Menin/KGTC’s business plan, according to Morales, is designed “to fulfill the City’s need for workforce housing and cultural destinations, with little expense to the city.”
 
On the Byron Carlyle and P85 lot sites, their proposal is for a 10,000 sq. ft. cultural center, 120 workforce housing units and a retail component. On the adjacent P80 lot, the group would build a five-story office building. (Note: Morales' memo conflicts with the developers' proposal which listed 114 housing units.)
 
“In lieu of leasing the land, Menin Hospitality and KGTC, LLC have offered cash payment to the City for the land at a fair market value determined and agreed to by all parties,” Morales wrote. “In addition, Menin Hospitality and KGTC, LLC have proposed to offer public benefits in the form of publicly-available workforce housing managed by the proposer, as well as deeding back the cultural center space to the City.”
 
The City purchased the Byron Carlyle Theater at 500 71st Street in the early 2000s “to spur economic development and bolster North Beach arts and culture,” Morales wrote. “Redevelopment in this location may play a significant role in the revitalization of the 71st Street corridor.
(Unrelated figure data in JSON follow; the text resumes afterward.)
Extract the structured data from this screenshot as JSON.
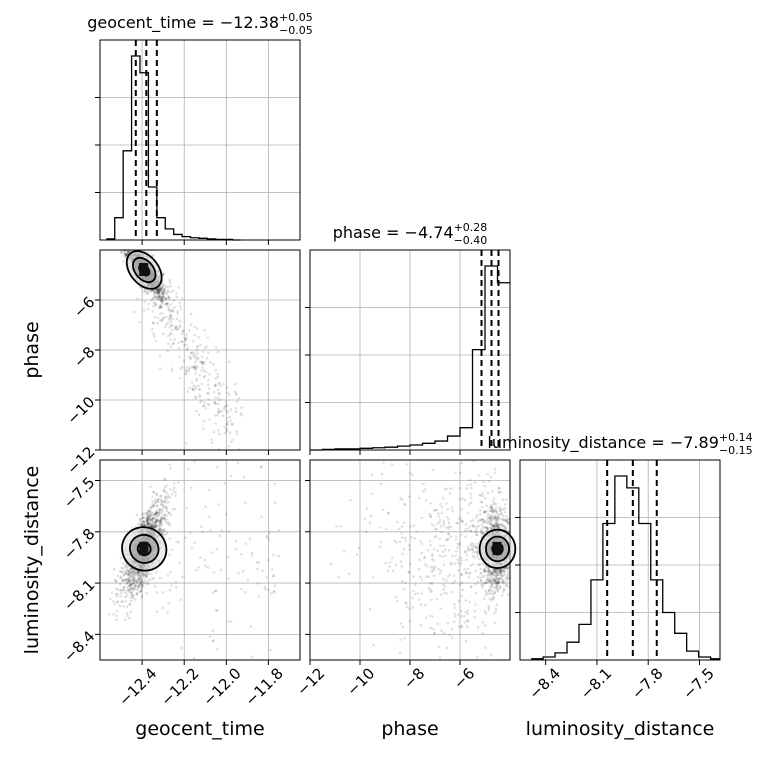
{
  "chart_data": [
    {
      "type": "histogram",
      "panel": "geocent_time",
      "title": "geocent_time = −12.38",
      "title_sup": "+0.05",
      "title_sub": "−0.05",
      "range": [
        -12.6,
        -11.65
      ],
      "x": [
        -12.55,
        -12.51,
        -12.47,
        -12.43,
        -12.39,
        -12.35,
        -12.31,
        -12.27,
        -12.23,
        -12.19,
        -12.15,
        -12.11,
        -12.07,
        -12.03,
        -11.99,
        -11.95
      ],
      "counts": [
        2,
        40,
        160,
        330,
        300,
        95,
        40,
        20,
        10,
        6,
        4,
        3,
        2,
        1,
        1,
        0
      ],
      "quantiles": [
        -12.43,
        -12.38,
        -12.33
      ]
    },
    {
      "type": "histogram",
      "panel": "phase",
      "title": "phase = −4.74",
      "title_sup": "+0.28",
      "title_sub": "−0.40",
      "range": [
        -12.0,
        -4.0
      ],
      "x": [
        -11.75,
        -11.25,
        -10.75,
        -10.25,
        -9.75,
        -9.25,
        -8.75,
        -8.25,
        -7.75,
        -7.25,
        -6.75,
        -6.25,
        -5.75,
        -5.25,
        -4.75,
        -4.25
      ],
      "counts": [
        0,
        1,
        2,
        2,
        3,
        4,
        5,
        7,
        9,
        12,
        16,
        25,
        40,
        180,
        330,
        300
      ],
      "quantiles": [
        -5.14,
        -4.74,
        -4.46
      ]
    },
    {
      "type": "histogram",
      "panel": "luminosity_distance",
      "title": "luminosity_distance = −7.89",
      "title_sup": "+0.14",
      "title_sub": "−0.15",
      "range": [
        -8.55,
        -7.38
      ],
      "x": [
        -8.45,
        -8.38,
        -8.31,
        -8.24,
        -8.17,
        -8.1,
        -8.03,
        -7.96,
        -7.89,
        -7.82,
        -7.75,
        -7.68,
        -7.61,
        -7.54,
        -7.47,
        -7.4
      ],
      "counts": [
        2,
        5,
        12,
        30,
        60,
        135,
        230,
        310,
        290,
        230,
        135,
        80,
        45,
        15,
        5,
        2
      ],
      "quantiles": [
        -8.04,
        -7.89,
        -7.75
      ]
    },
    {
      "type": "scatter",
      "panel": "phase vs geocent_time",
      "x_range": [
        -12.6,
        -11.65
      ],
      "y_range": [
        -12.0,
        -4.0
      ],
      "center": [
        -12.38,
        -4.74
      ],
      "trend": "phase decreases as geocent_time increases"
    },
    {
      "type": "scatter",
      "panel": "luminosity_distance vs geocent_time",
      "x_range": [
        -12.6,
        -11.65
      ],
      "y_range": [
        -8.55,
        -7.38
      ],
      "center": [
        -12.38,
        -7.89
      ],
      "trend": "luminosity_distance increases with geocent_time"
    },
    {
      "type": "scatter",
      "panel": "luminosity_distance vs phase",
      "x_range": [
        -12.0,
        -4.0
      ],
      "y_range": [
        -8.55,
        -7.38
      ],
      "center": [
        -4.74,
        -7.89
      ],
      "trend": "concentrated near phase ≈ −4.5, broad spread toward lower phase"
    }
  ],
  "axes": {
    "geocent_time": {
      "label": "geocent_time",
      "ticks": [
        -12.4,
        -12.2,
        -12.0,
        -11.8
      ],
      "tick_labels": [
        "−12.4",
        "−12.2",
        "−12.0",
        "−11.8"
      ]
    },
    "phase": {
      "label": "phase",
      "ticks": [
        -12,
        -10,
        -8,
        -6
      ],
      "tick_labels": [
        "−12",
        "−10",
        "−8",
        "−6"
      ]
    },
    "luminosity_distance": {
      "label": "luminosity_distance",
      "ticks": [
        -8.4,
        -8.1,
        -7.8,
        -7.5
      ],
      "tick_labels": [
        "−8.4",
        "−8.1",
        "−7.8",
        "−7.5"
      ]
    }
  },
  "style": {
    "grid": true,
    "hist_color": "#000000",
    "scatter_color": "#000000"
  }
}
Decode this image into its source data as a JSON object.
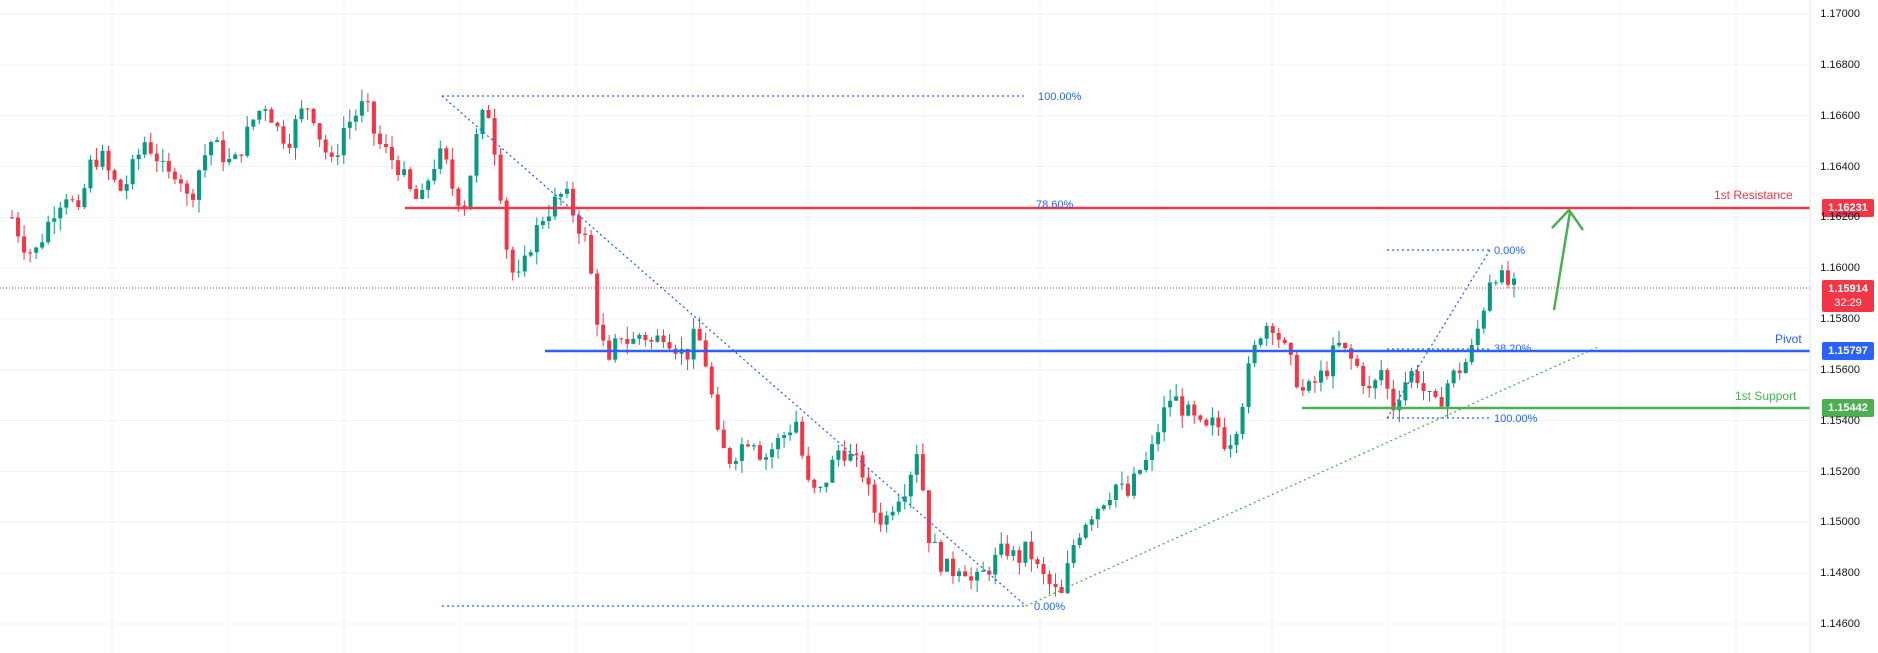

The property is considered an important piece of the North Beach Town Center redevelopment strategy given its location and relative size. Public ownership of the site ensures that the property continues to serve as a cultural anchor in North Beach.”
 
The severely deteriorating condition of the Byron Carlyle building is forcing its closure at the end of this month. Meanwhile, O Cinema which has occupied a portion of the building for the past five years has taken over as the operators of the Miami Beach Cinematheque at 1130 Washington Avenue and will consolidate its operations there at the end of October.

The city issued the RFP for the Byron Carlyle in January 2019 with notices to 411 companies, ultimately resulting in the two bids.
 
Link to Morales' memo and both proposals can be found here.

Updated October 17, 2019: Commissioners voted to accept City Manager Jimmy Morales’ recommendation to negotiate with both bidders on the RFP to redevelop the theater. 

 
Pacific Star Capital has proposed a hotel designed by Kobi Karp for the Byron Carlyle site.

 
Menin/KGTC is proposing workforce housing in an Arquitectonica-designed building.